Here is the behavior that I want to implement:
library(fixest)
df_het <- read.csv("https://raw.githubusercontent.com/s3alfisc/pyfixest/master/pyfixest/experimental/data/df_het.csv")
es <- feols(dep_var ~ i(state, year, ref = 1) , df_het)
es |> coef()
# (Intercept) state::2:year state::3:year state::4:year
# 6.589885e-01 2.531469e-04 3.816723e-05 5.276097e-04
# state::5:year state::6:year state::7:year state::8:year
# 5.044601e-04 5.606175e-04 5.949685e-04 6.816374e-04
# ...
Here, the ref
argument of fixest::i()
drops the column with the reference level 1
.
If I use contrasts via stats
instead, the reference level is not dropped:
df_het$state <- as.factor(df_het$state)
n = length(unique(df_het$state))
lm( dep_var ~ C(state, contr.treatment(n = n,base=1)):year, data=df_het ) |> coefficients()
# (Intercept)
# -125.01546316
# C(state, contr.treatment(n = n, base = 1))1:year
# 0.06272086
# C(state, contr.treatment(n = n, base = 1))2:year
# 0.06293242
# C(state, contr.treatment(n = n, base = 1))3:year
# 0.06271744
Is there any way to mimic the behavior of fixest
without writing a custom contrast and without using other packages, i.e. only relying on the base
and stats
packages?
I understand that one viable strategy would be to create the model matrix and to then drop the variable "by hand", which is something I'd prefer to avoid.
fit <- lm( dep_var ~ C(state, contr.treatment(n = n,base=1)):year, data=df_het )
model.matrix(fit)[,-2] |> colnames()
# > model.matrix(fit)[,-2] |> colnames()
# [1] "(Intercept)"
# [2] "C(state, contr.treatment(n = n, base = 1))2:year"
# [3] "C(state, contr.treatment(n = n, base = 1))3:year"
# [4] "C(state, contr.treatment(n = n, base = 1))4:year"
# [5] "C(state, contr.treatment(n = n, base = 1))5:year"
I can't really tell what's going on but you do apparently already understand that the intercept is the coefficient that you would find if
feols
allowed you to drop the R behavior of setting the Intercept to be the estimate for the base level.

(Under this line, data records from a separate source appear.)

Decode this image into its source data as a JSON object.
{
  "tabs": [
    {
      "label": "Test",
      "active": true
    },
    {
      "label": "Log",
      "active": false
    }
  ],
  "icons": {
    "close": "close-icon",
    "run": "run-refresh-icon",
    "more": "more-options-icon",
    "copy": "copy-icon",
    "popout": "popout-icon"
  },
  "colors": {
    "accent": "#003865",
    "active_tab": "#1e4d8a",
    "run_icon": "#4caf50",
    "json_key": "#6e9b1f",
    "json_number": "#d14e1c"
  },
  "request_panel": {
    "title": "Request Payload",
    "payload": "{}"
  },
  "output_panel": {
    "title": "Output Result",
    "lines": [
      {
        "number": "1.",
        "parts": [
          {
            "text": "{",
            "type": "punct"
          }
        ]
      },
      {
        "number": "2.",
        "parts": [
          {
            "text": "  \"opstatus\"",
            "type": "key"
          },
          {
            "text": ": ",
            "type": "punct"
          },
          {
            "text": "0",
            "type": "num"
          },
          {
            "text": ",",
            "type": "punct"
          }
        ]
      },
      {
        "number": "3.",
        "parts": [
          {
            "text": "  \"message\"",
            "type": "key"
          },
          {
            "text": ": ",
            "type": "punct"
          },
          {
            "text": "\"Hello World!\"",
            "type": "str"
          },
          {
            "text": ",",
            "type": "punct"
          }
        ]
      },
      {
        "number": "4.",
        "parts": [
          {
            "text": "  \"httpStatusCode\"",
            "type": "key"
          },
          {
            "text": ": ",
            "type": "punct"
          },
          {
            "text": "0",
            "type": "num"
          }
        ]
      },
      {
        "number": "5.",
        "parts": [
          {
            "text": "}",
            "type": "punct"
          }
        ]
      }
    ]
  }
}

It sounds like you just want to see a relabeling with(Intercept)
replaced by a label for the first level, in which case it would be a simple matter of changing the name of "(Intercept)" to "state::1:year". Whether you want to do that is not clear to me. When I plot all of the the coefficients I get a plot that looks like this:If on the other hand I leave the "(Intercept)" aka "state::1:year" out I get what appears to be, possibly, a more informative plot:
So there is a definite upward trend from the 2-state to the 40-state. Admittedly this is with an Intercept that is several orders of magnitude different, so depending on the reality underlying this model building effort there might be some data munging errors.